日本のモノづくりの現状を示す「2019年版ものづくり白書」が2019年6月に公開された。本連載では3回にわたって「2019年版ものづくり白書」の内容を掘り下げる。第1回では「第1章 平成の製造業とものづくり白書の変遷」「第2章 日本のものづくり産業が直面する課題と展望」を中心に、日本の製造業の現状について整理した上で、日本の製造業を取り巻く3つの潮流を概観する。
日本政府は2019年6月に「平成30年度ものづくり基盤技術の振興施策」(以下、2019年版ものづくり白書)を公開した。ものづくり白書とは「ものづくり基盤技術振興基本法(平成11年法律第2号)第8条」に基づき、政府がものづくり基盤技術の振興に向けて講じた施策に関する報告書だ。経済産業省、厚生労働省、文部科学省の3省が共同で作成している。今回で19回目となる2019年版ものづくり白書は、新元号下で初めて閣議決定されたことから、平成における日本の製造業の振り返りも行っている。
2019年版ものづくり白書の本文に先立つ「総論」では、2018年版ものづくり白書の「総論」において紹介した、企業経営者が持つべき下記の「4つの危機感」を改めて紹介している。

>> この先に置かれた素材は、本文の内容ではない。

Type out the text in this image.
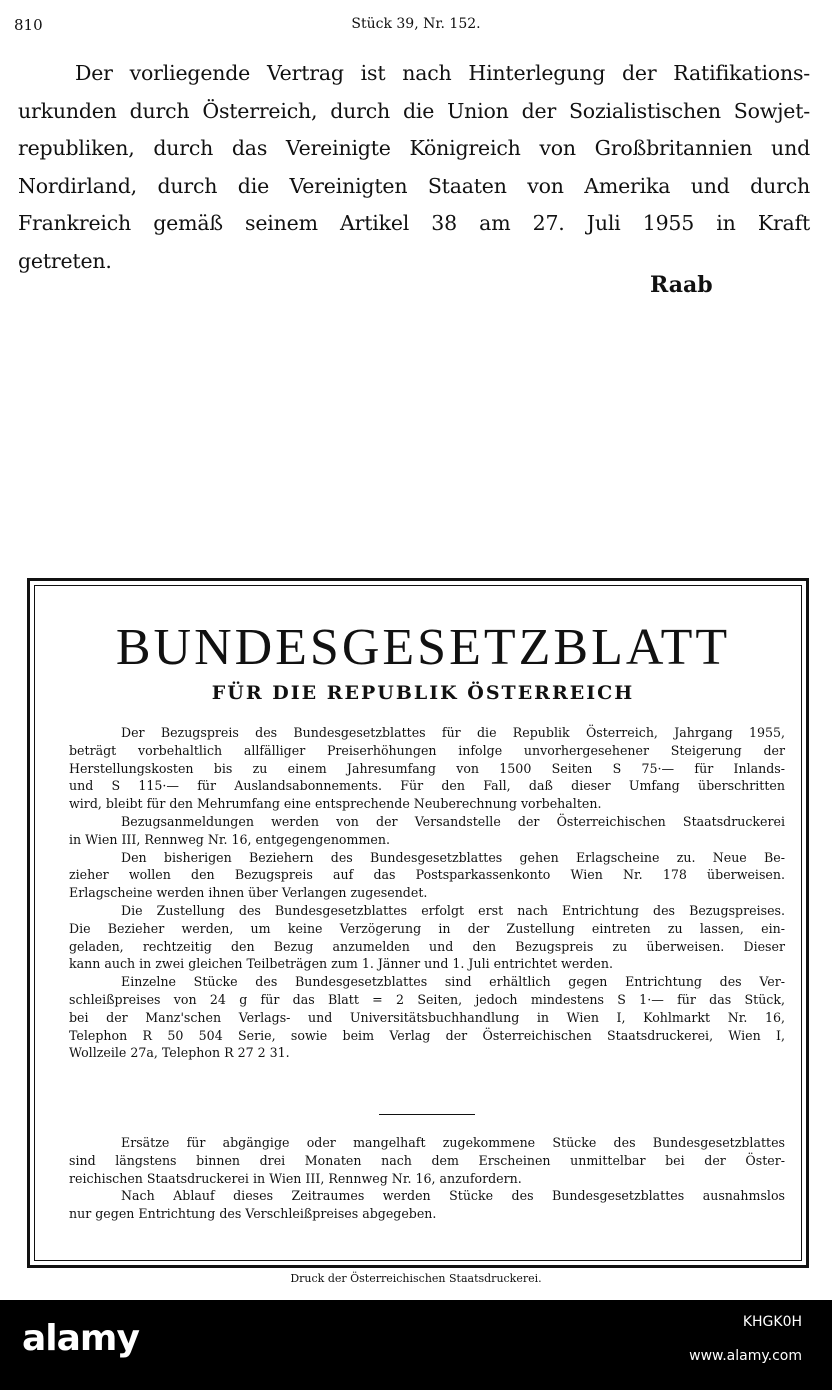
810	Stück 39, Nr. 152.
Der vorliegende Vertrag ist nach Hinterlegung der Ratifikations-
urkunden durch Österreich, durch die Union der Sozialistischen Sowjet-
republiken, durch das Vereinigte Königreich von Großbritannien und
Nordirland, durch die Vereinigten Staaten von Amerika und durch
Frankreich gemäß seinem Artikel 38 am 27. Juli 1955 in Kraft
getreten.
Raab
BUNDESGESETZBLATT
FÜR DIE REPUBLIK ÖSTERREICH
Der Bezugspreis des Bundesgesetzblattes für die Republik Österreich, Jahrgang 1955,
beträgt vorbehaltlich allfälliger Preiserhöhungen infolge unvorhergesehener Steigerung der
Herstellungskosten bis zu einem Jahresumfang von 1500 Seiten S 75·— für Inlands-
und S 115·— für Auslandsabonnements. Für den Fall, daß dieser Umfang überschritten
wird, bleibt für den Mehrumfang eine entsprechende Neuberechnung vorbehalten.
Bezugsanmeldungen werden von der Versandstelle der Österreichischen Staatsdruckerei
in Wien III, Rennweg Nr. 16, entgegengenommen.
Den bisherigen Beziehern des Bundesgesetzblattes gehen Erlagscheine zu. Neue Be-
zieher wollen den Bezugspreis auf das Postsparkassenkonto Wien Nr. 178 überweisen.
Erlagscheine werden ihnen über Verlangen zugesendet.
Die Zustellung des Bundesgesetzblattes erfolgt erst nach Entrichtung des Bezugspreises.
Die Bezieher werden, um keine Verzögerung in der Zustellung eintreten zu lassen, ein-
geladen, rechtzeitig den Bezug anzumelden und den Bezugspreis zu überweisen. Dieser
kann auch in zwei gleichen Teilbeträgen zum 1. Jänner und 1. Juli entrichtet werden.
Einzelne Stücke des Bundesgesetzblattes sind erhältlich gegen Entrichtung des Ver-
schleißpreises von 24 g für das Blatt = 2 Seiten, jedoch mindestens S 1·— für das Stück,
bei der Manz'schen Verlags- und Universitätsbuchhandlung in Wien I, Kohlmarkt Nr. 16,
Telephon R 50 504 Serie, sowie beim Verlag der Österreichischen Staatsdruckerei, Wien I,
Wollzeile 27a, Telephon R 27 2 31.
Ersätze für abgängige oder mangelhaft zugekommene Stücke des Bundesgesetzblattes
sind längstens binnen drei Monaten nach dem Erscheinen unmittelbar bei der Öster-
reichischen Staatsdruckerei in Wien III, Rennweg Nr. 16, anzufordern.
Nach Ablauf dieses Zeitraumes werden Stücke des Bundesgesetzblattes ausnahmslos
nur gegen Entrichtung des Verschleißpreises abgegeben.
Druck der Österreichischen Staatsdruckerei.
alamy	KHGK0H
www.alamy.com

2018年版ものづくり白書では、製造業の各経営者がこれらの課題に対し危機感を持って変革につなげていくことが不可欠であり、現場力の再構築や「Connected Industries」の推進こそが進むべき道であるという方向性を打ち出した。2019年版ものづくり白書では、これらの課題や方向性、直近における新たな環境変化を踏まえた上で、第4次産業革命下における日本の製造業が、今後も競争力を維持・強化するための戦略を4つ提起している。

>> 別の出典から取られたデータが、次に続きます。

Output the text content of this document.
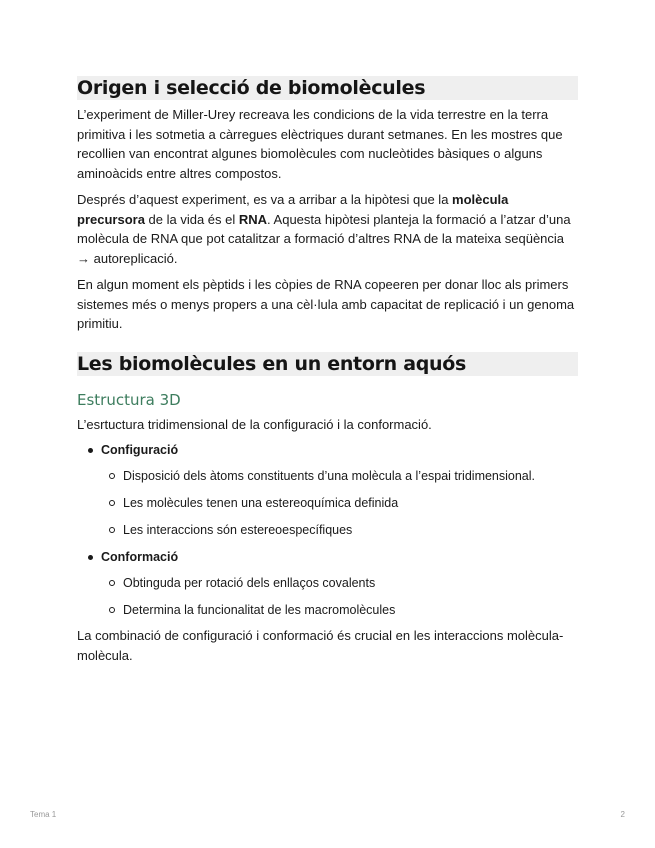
Origen i selecció de biomolècules

L’experiment de Miller-Urey recreava les condicions de la vida terrestre en la terra primitiva i les sotmetia a càrregues elèctriques durant setmanes. En les mostres que recollien van encontrat algunes biomolècules com nucleòtides bàsiques o alguns aminoàcids entre altres compostos.

Després d’aquest experiment, es va a arribar a la hipòtesi que la molècula precursora de la vida és el RNA. Aquesta hipòtesi planteja la formació a l’atzar d’una molècula de RNA que pot catalitzar a formació d’altres RNA de la mateixa seqüència → autoreplicació.

En algun moment els pèptids i les còpies de RNA copeeren per donar lloc als primers sistemes més o menys propers a una cèl·lula amb capacitat de replicació i un genoma primitiu.

Les biomolècules en un entorn aquós
Estructura 3D

L’esrtuctura tridimensional de la configuració i la conformació.

Configuració
Disposició dels àtoms constituents d’una molècula a l’espai tridimensional.
Les molècules tenen una estereoquímica definida
Les interaccions són estereoespecífiques
Conformació
Obtinguda per rotació dels enllaços covalents
Determina la funcionalitat de les macromolècules

La combinació de configuració i conformació és crucial en les interaccions molècula-molècula.

Tema 1	2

本稿は3回にわたって2019年版ものづくり白書の内容を掘り下げるが、第1回では2019年版ものづくり白書の「第1章 平成の製造業とものづくり白書の変遷」「第2章 日本のものづくり産業が直面する課題と展望」を中心に日本の製造業の現状について整理した上で、日本の製造業を取り巻く3つの潮流を概観する。
製造業の直近の現状に目を向ける前に、「平成」における製造業の変遷を確認したい。「平成」を通じて製造業は、バブル崩壊、リーマンショック、中国をはじめとする新興国の成長、1995年頃や2008年頃に起きた急速な円高方向への動き、自然災害など多くの困難に直面し、厳しい時代が続いた(図1)。

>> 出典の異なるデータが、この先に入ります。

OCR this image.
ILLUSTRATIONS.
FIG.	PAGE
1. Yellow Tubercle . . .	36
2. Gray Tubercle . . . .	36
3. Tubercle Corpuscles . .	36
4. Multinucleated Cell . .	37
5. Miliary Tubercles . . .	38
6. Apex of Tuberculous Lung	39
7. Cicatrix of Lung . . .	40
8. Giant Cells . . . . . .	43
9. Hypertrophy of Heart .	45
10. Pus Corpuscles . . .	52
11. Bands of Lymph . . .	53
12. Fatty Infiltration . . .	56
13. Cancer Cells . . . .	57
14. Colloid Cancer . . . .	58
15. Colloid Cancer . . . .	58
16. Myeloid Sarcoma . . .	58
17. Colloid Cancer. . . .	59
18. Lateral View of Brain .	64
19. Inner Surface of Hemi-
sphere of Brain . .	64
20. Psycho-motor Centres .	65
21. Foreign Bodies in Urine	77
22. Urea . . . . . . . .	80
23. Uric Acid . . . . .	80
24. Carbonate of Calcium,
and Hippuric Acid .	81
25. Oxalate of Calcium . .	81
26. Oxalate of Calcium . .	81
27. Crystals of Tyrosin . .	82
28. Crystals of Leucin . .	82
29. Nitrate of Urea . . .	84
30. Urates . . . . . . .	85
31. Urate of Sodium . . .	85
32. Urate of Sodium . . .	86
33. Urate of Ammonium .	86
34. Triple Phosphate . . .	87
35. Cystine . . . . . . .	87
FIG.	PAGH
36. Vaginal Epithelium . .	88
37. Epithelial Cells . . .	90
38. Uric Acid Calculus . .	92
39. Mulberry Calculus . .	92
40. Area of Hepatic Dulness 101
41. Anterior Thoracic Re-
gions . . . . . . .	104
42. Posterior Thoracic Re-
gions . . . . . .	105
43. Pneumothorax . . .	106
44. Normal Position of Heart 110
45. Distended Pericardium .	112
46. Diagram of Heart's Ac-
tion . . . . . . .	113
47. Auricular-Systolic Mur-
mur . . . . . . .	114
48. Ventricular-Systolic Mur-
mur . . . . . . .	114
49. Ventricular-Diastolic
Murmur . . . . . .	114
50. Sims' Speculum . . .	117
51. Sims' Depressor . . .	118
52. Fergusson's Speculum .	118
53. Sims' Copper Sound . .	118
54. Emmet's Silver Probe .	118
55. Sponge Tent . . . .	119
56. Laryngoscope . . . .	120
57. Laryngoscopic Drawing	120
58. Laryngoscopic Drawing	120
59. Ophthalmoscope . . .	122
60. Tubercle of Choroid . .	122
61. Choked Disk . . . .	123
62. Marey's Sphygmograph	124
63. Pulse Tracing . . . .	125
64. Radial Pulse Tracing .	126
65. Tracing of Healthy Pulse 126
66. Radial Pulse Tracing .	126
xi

2019年版ものづくり白書では、その19年間の歴史を景気の動きに合わせて「第I期:白書刊行開始からITバブル崩壊まで(2001年版から2002年版まで)」「第II期:小泉改革からリーマンショックまで(2003年版から2009年版まで)」「第III期:リーマンショック後からアベノミクスまで(2010年版以降)」の3期に分けて概観している(図2)。
この間、国内製造業の事業所数は1989年の42.2万から2016年の19.1万へ半減したが、1事業所当たり付加価値額や労働生産性は着実に上昇している(図3、図4)。
また、製造業のGDP構成比は平成に入ってから徐々に減少し、2009年には19.1%まで低下したものの、直近では20.7%まで回復し、2割程度で推移している(図5)。このことから製造業は平成の厳しい時代の中にあっても生産性を高め、日本経済における存在感を一貫して保ち、支え続けてきたといえる。